痛いとか戦わなくてはとか、不思議とそいういうものは感じなかった。ただ指先にあったはずの画面が顔の前まで移動してきて僕にその文字を見せ付ける。
【"孤独の勇者"の称号を手に入れました。独りで闇に落ちなさい】
どういう意味なのか、何が起こったのか、わからない。
今までの中で一番耳に残る音とともに下半身の感覚が消える。食べられている、と恐怖が後ろから体を蝕んだ。そしてもう一度、体を貫くような音が――。
>>セーブできません。
>セーブできません。
セーブできません。
―――魔王城
魔王はたそがれていた。わざわざ広い部屋の壁側によって、窓から魔界を覗いていた。
空を飛ぶ黒い鳥を発見する。それが自分の使い魔で、何を終わらせてきたのか理解している。
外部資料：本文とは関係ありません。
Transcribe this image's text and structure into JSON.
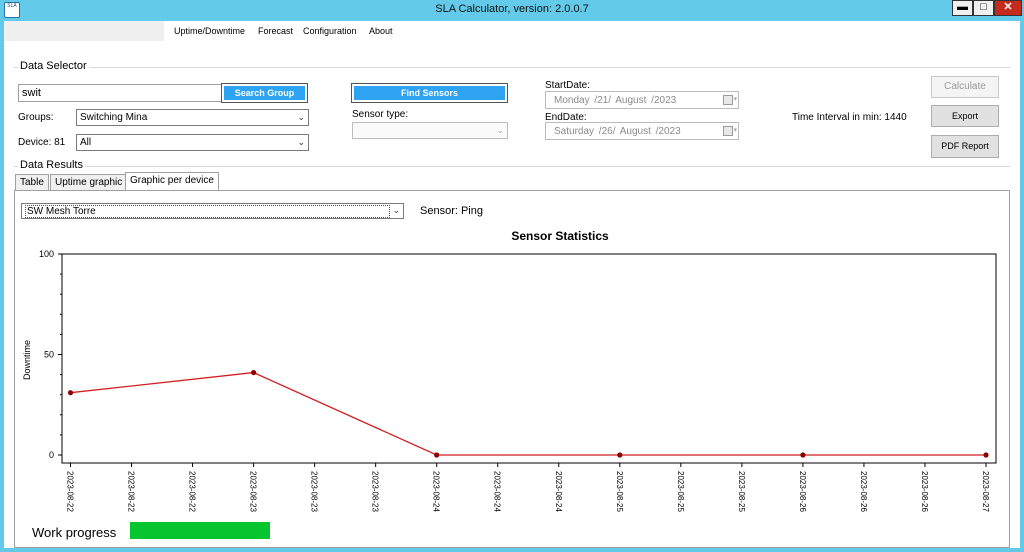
{
  "window": {
    "title": "SLA Calculator, version: 2.0.0.7",
    "icon_name": "sla-app-icon",
    "icon_text": "SLA",
    "minimize": "▬",
    "maximize": "□",
    "close": "✕"
  },
  "menu": {
    "items": [
      "Uptime/Downtime",
      "Forecast",
      "Configuration",
      "About"
    ]
  },
  "data_selector": {
    "group_title": "Data Selector",
    "search_value": "swit",
    "search_group_label": "Search Group",
    "groups_label": "Groups:",
    "groups_value": "Switching Mina",
    "device_label": "Device: 81",
    "device_value": "All",
    "find_sensors_label": "Find Sensors",
    "sensor_type_label": "Sensor type:",
    "sensor_type_value": "",
    "start_date_label": "StartDate:",
    "start_date_value": "Monday  /21/  August  /2023",
    "end_date_label": "EndDate:",
    "end_date_value": "Saturday  /26/  August  /2023",
    "time_interval": "Time Interval in min: 1440",
    "calculate_label": "Calculate",
    "export_label": "Export",
    "pdf_report_label": "PDF Report"
  },
  "results": {
    "group_title": "Data Results",
    "tabs": [
      "Table",
      "Uptime graphic",
      "Graphic per device"
    ],
    "active_tab": 2,
    "device_select_value": "SW Mesh Torre",
    "sensor_label": "Sensor: Ping"
  },
  "chart_data": {
    "type": "line",
    "title": "Sensor Statistics",
    "xlabel": "",
    "ylabel": "Downtime",
    "ylim": [
      0,
      100
    ],
    "yticks": [
      0,
      50,
      100
    ],
    "x_tick_labels": [
      "2023-08-22",
      "2023-08-22",
      "2023-08-22",
      "2023-08-23",
      "2023-08-23",
      "2023-08-23",
      "2023-08-24",
      "2023-08-24",
      "2023-08-24",
      "2023-08-25",
      "2023-08-25",
      "2023-08-25",
      "2023-08-26",
      "2023-08-26",
      "2023-08-26",
      "2023-08-27"
    ],
    "grid": false,
    "legend": "none",
    "line_color": "#d31f1f",
    "marker_color": "#8b0000",
    "series": [
      {
        "x": [
          "2023-08-22",
          "2023-08-23",
          "2023-08-24",
          "2023-08-25",
          "2023-08-26",
          "2023-08-27"
        ],
        "values": [
          31,
          41,
          0,
          0,
          0,
          0
        ]
      }
    ]
  },
  "progress": {
    "label": "Work progress",
    "value_fraction": 1.0,
    "color": "#06c52f"
  }
}
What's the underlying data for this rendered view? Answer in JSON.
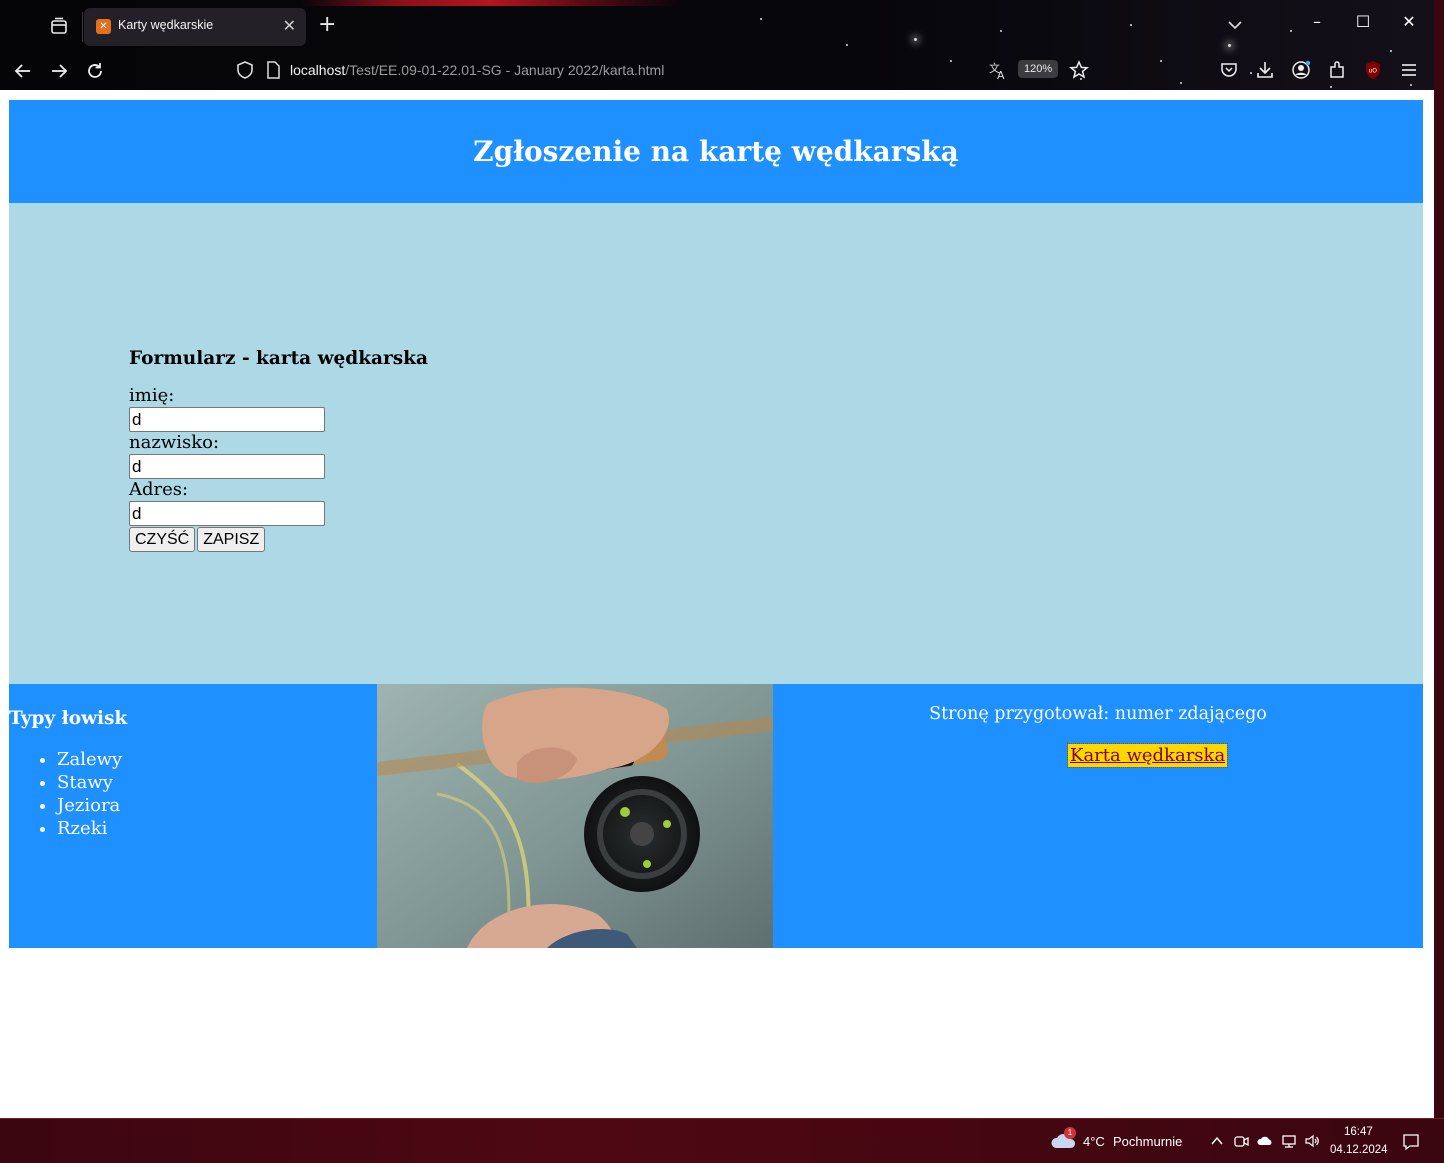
{
  "browser": {
    "tab_title": "Karty wędkarskie",
    "url_host": "localhost",
    "url_path": "/Test/EE.09-01-22.01-SG - January 2022/karta.html",
    "zoom": "120%"
  },
  "page": {
    "header_title": "Zgłoszenie na kartę wędkarską",
    "form": {
      "heading": "Formularz - karta wędkarska",
      "first_name_label": "imię:",
      "first_name_value": "d",
      "last_name_label": "nazwisko:",
      "last_name_value": "d",
      "address_label": "Adres:",
      "address_value": "d",
      "clear_button": "CZYŚĆ",
      "save_button": "ZAPISZ"
    },
    "footer_left": {
      "heading": "Typy łowisk",
      "items": [
        "Zalewy",
        "Stawy",
        "Jeziora",
        "Rzeki"
      ]
    },
    "footer_right": {
      "author_text": "Stronę przygotował: numer zdającego",
      "link_text": "Karta wędkarska"
    },
    "colors": {
      "header_bg": "#1e90ff",
      "main_bg": "#add8e6",
      "link_bg": "#ffd700",
      "link_color": "#800020"
    }
  },
  "taskbar": {
    "weather_badge": "1",
    "temperature": "4°C",
    "condition": "Pochmurnie",
    "time": "16:47",
    "date": "04.12.2024"
  }
}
魔王はバルコニーに出て使い間を迎えた。本来ならそんなことしないのだが、大仕事を終わらせてきた長年の友だ。それぐらいしか出来ないというのなら、せめてそれだけでも。
「すまんな、嫌なこと頼んだ。屑だと罵ればいい。自分の手でやればいいのに、他人を使いやがって、と」
使い魔は魔王を慰めるようにその手に頭をこすりつけて甘える。気にするな、と魔王には感じられた。
「勇者って結構厳しい役職なんだ。ダメだぜ、勇者らしさを失ったら」
魔王は屈んだ。使い魔がつれてきてくれた勇者の顔を見るために。
「大丈夫。もうお前は勇者じゃない。闇に落ちた、元勇者だ」
そして元勇者を元勇者は撫でる。自分の手がセイロンの性質を変えていくのを見ていた。
「勇者は仲間を持つけど友達なんて持たないんだ。孤独でなければならない。あの称号は最後の通達なんだけどなー。『最後はせめて勇者として』っていう慈悲深いシステムなんだって。クソ食らえだろ?」
最後の称号は救いである。世界を救う勇者に対する最後の救い。誇りを守って勇者として死ぬか、誇りをすてて堕天して生き延びるか。本来なら選択権は称号を手に入れた者にあるのだが。
「可愛そうな勇者。俺が堕落を教えてやるから」
元勇者の現魔王は、その権限を勇者から奪い取った。そして、この哀れな勇者に死を許さなかった。